Well, it may not be "immoral" in the sense that you are thinking. Buddhism is a means towards liberation. We practice morality towards that end - not to avoid some sort of divine punishment.
Buddhist morality is called "Sila." It can mean ethics, virtue, morality, precepts, and can even be translated as "habit." It is skillful behavior (good habits) that lead us away from craving/thirst/attachment and towards liberation. One part of the eightfold path is right action,
which calls for 5 precepts
1. I undertake the precept to refrain from destroying living creatures.
2. I undertake the precept to refrain from taking that which is not given.
3. I undertake the precept to refrain from sexual misconduct.
4. I undertake the precept to refrain from incorrect speech.
5. I undertake the precept to refrain from intoxicating drinks and drugs which lead to carelessness.
The last of these is not a moral precept in the sense that it is necessarily wrong doing - but it can and does lead to carelessness, which might involve breaking one of the other precepts.
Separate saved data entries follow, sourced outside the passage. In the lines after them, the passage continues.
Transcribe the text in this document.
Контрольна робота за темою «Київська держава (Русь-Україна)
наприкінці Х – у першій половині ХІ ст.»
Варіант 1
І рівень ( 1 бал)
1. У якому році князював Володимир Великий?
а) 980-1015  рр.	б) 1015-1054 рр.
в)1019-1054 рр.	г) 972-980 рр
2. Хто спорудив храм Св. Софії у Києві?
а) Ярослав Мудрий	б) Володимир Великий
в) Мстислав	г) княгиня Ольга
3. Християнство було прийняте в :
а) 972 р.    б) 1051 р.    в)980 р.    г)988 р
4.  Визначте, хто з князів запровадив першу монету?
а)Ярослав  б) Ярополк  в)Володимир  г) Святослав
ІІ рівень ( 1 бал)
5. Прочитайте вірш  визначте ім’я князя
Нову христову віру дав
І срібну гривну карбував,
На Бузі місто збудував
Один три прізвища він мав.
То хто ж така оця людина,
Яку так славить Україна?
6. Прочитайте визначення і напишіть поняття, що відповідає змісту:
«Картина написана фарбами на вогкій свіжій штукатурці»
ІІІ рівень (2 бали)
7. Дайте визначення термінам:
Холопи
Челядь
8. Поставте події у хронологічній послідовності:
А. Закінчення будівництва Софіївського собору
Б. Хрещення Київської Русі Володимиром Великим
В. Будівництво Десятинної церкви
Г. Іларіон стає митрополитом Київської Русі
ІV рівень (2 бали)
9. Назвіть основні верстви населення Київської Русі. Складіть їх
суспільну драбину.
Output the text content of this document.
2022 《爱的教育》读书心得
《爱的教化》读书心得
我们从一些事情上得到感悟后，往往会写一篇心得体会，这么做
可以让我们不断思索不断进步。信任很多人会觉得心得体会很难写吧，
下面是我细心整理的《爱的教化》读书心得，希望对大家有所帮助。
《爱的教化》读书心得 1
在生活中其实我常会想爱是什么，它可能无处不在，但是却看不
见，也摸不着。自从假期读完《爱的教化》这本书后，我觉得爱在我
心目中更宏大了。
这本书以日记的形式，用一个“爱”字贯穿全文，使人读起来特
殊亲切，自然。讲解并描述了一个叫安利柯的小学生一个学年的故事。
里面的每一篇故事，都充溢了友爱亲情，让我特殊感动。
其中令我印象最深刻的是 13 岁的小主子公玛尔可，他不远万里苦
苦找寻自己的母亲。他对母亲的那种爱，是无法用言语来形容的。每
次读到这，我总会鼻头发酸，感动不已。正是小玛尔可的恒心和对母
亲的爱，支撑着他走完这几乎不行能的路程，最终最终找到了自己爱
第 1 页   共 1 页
It also will make it impossible to practice Right Mindfulness
, and I certainly don't see a stoned person ever attaining any state of Right Concentration
. I could keep going on this theme!
Another interpretation is that it's not so much about rigid morality but actions that take us away from clarity. I know some that take the 5th precept even further and refrain from anything that can muddle or rattle the mind including certain types of "intoxicating" media, television, etc.. I think of the 5th as having a mind that can think clearly.